Data from NAMER 2021 support the contention that RR is widely used in DEIS primary schools and is more widely available in DEIS schools than in non-DEIS schools. Findings show that nearly 70% of participating Second class pupils in urban DEIS schools had principals who reported that RR was available in their school, compared to about 40% in urban non-DEIS schools (authors’ unpublished analyses). In schools where RR was reported to be available, it was generally considered by principals to be of high value for pupils. For example, focusing on Urban Band 1 schools where RR was available, over four-fifths of Second class pupils had principals who indicated that the value of the programme to pupils was high.

RR has been in use for several decades in New Zealand, Australia, the UK, the USA, Canada, and Denmark, as well as in Ireland. Over this period many studies on the impacts of RR have been conducted which have found positive short-term impacts of RR on aspects of literacy such as decoding (D’Agostino and Harmey Citation2016; Harmey and Anders Citation2023). Critiques of this literature have noted methodological limitations to some studies, such as the lack of an appropriate comparison group or the intervention not being implemented as planned (U.S. Department of Education, Institute of Education Sciences, What Works Clearinghouse Citation2013), as well as relatively weak evidence of any long-term positive impact (D’Agostino and Harmey Citation2016; May et al. Citation2023). Other critiques have focused on potential biases within the RR programme itself. These include the exclusion of the lowest-performing readers, and a misalignment between what is counted as success in RR and the skills that children need to read successfully outside RR (Cook, Rodes, and Lipsitz Citation2017; Grossen, Coulter, and Ruggles Citation1997).

Nonetheless, of 202 studies examined by the What Works Clearinghouse in 2013, 3 were deemed to meet the requisite standards and, overall, these studies showed small positive or potentially positive effects of RR on student outcomes (U.S. Department of Education, Institute of Education Sciences, What Works Clearinghouse Citation2013). Similarly, the Irish Government’s WhatWorks hub gives RR a cautiously positive ratingFootnote3 while noting that their verdict on RR ‘does not include evaluation conducted in Ireland’ (What Works Citation2023).

The latter observation – the absence of any high-quality evaluations on the literacy outcomes targeted by RR in Ireland – is noteworthy given the status of RR as a component of the DEIS programme’s efforts (inter alia) to improve literacy standards, almost 20 years after the initiation of DEIS.Footnote4 RR is included in a guide to effective interventions for struggling readers compiled by the National Educational Psychological Service (NEPS Citation2019), albeit that the guide indicates that inclusion in the publication is not an endorsement of a programme. Nonetheless, school staff and parents may expect that, wherever possible, consideration has been given to the demonstrated or likely impacts of the programme in Ireland, particularly in DEIS schools.

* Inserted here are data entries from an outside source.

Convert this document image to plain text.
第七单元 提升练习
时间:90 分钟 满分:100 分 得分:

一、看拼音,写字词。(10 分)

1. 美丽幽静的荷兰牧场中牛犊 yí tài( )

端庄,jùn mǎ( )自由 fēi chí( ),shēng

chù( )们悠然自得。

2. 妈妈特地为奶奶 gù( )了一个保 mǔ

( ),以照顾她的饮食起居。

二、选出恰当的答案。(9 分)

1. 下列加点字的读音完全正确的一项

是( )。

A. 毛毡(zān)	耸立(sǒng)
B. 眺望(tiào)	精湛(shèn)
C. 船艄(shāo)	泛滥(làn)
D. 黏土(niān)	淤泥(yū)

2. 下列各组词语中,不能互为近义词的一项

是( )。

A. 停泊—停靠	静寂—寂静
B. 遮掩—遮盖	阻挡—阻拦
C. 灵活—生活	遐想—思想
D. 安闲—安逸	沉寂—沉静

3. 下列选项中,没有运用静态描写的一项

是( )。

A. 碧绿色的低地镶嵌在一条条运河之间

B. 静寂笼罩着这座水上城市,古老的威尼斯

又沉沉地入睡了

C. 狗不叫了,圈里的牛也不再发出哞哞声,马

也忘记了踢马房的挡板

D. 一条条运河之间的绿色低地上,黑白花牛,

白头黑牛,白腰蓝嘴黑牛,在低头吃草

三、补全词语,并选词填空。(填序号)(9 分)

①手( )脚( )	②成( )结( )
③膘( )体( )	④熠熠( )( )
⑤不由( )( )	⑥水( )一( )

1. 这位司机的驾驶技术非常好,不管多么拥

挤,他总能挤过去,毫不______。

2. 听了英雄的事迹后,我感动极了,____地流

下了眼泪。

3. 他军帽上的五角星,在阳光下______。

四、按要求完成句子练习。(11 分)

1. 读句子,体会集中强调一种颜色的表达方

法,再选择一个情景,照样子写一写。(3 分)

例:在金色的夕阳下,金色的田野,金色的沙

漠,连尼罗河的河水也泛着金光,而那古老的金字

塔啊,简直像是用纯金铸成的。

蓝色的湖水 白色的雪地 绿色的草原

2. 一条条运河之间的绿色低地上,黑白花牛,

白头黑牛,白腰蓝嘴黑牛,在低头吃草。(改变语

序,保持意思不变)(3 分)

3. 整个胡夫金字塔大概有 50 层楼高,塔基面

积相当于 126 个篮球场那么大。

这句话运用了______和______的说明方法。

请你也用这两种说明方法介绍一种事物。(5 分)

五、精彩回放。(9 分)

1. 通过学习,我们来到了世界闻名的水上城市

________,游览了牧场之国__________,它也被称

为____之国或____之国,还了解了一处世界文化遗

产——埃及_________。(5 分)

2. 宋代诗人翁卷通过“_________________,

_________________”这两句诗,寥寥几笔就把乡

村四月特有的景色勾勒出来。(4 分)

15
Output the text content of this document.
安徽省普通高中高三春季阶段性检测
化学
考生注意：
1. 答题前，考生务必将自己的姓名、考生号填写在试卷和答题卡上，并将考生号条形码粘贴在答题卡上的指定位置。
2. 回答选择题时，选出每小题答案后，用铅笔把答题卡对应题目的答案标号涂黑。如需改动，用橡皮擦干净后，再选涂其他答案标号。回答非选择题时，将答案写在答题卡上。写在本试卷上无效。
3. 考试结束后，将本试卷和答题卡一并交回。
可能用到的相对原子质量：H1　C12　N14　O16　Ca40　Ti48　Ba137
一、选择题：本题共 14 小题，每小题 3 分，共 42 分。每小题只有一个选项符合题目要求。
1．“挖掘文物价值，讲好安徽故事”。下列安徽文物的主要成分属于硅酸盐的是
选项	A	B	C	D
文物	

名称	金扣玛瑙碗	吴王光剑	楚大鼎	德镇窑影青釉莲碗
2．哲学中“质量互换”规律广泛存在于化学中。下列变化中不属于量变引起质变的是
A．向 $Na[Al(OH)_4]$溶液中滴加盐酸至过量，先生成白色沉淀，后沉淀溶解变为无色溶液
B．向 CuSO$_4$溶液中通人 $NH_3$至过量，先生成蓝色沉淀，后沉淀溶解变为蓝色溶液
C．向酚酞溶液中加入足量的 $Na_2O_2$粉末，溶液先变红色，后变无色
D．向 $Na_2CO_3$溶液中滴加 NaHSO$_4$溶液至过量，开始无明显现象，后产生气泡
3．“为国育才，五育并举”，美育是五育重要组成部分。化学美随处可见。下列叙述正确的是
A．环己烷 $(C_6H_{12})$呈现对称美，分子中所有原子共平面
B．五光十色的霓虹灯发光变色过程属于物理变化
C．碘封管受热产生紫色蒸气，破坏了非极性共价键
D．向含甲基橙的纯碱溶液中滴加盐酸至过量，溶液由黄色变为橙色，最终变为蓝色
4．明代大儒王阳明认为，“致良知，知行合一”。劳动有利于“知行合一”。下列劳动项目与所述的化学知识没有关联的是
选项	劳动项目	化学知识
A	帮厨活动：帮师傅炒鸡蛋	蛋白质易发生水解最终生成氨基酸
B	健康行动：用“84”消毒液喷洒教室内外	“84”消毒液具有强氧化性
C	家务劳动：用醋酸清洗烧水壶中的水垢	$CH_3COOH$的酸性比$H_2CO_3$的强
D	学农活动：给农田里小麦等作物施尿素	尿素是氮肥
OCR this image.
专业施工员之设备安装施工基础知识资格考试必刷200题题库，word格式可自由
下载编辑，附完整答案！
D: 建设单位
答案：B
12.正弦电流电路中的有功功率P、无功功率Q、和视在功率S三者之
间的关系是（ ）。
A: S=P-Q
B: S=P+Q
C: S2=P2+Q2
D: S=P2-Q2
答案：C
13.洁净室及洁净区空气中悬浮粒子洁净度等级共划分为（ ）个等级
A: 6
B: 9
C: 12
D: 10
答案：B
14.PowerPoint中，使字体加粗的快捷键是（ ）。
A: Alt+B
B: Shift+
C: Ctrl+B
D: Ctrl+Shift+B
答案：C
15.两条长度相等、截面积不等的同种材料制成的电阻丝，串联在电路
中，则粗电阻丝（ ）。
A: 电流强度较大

This absence of local evidence may be of some concern to policymakers given some of the questions that have been raised about RR. A recent study by May et al. (Citation2023) in the USA tested the long-term impacts of RR by examining literacy outcomes in Third grade and Fourth grade.Footnote5 The conclusions of this study are pessimistic: ‘Results suggest that the long-term impact of Reading Recovery … in 3rd and 4th grades is statistically significant and substantially negative’ (1). Specifically, May et al. (Citation2023) found that students who had participated in RR while in First grade subsequently had reading scores that ‘were, on average, .19 to .43 standard deviations (about one-half to one full grade level) below the state test scores of similar students who did not participate in Reading Recovery’. Similarly, an evaluation in Australia reported that although their findings showed

short-term positive effects of RR on reading outcomes for the lowest performing students, they do not support the effectiveness of the intervention on other aspects of literacy achievement or the longer-term sustainability through the early years of school. (Bradford and Wan Citation2015, 21)

In Ireland, a state-of-the-art review of literacy in early childhood and primary education commissioned by the NCCA (Kennedy et al. Citation2012) noted the, at that point, ‘limited evidence’ for the effectiveness of any literacy intervention programmes in early childhood in Ireland. The authors called for greater focus in this area and specifically highlighted a paucity of evidence on the literacy outcomes of interventions in DEIS schools, noting that

no evidence on the impact of First Steps on the reading and writing development of children in urban DEIS schools has been published to date. It seems important that initiatives such as this would be evaluated intensively and their findings made known. (194)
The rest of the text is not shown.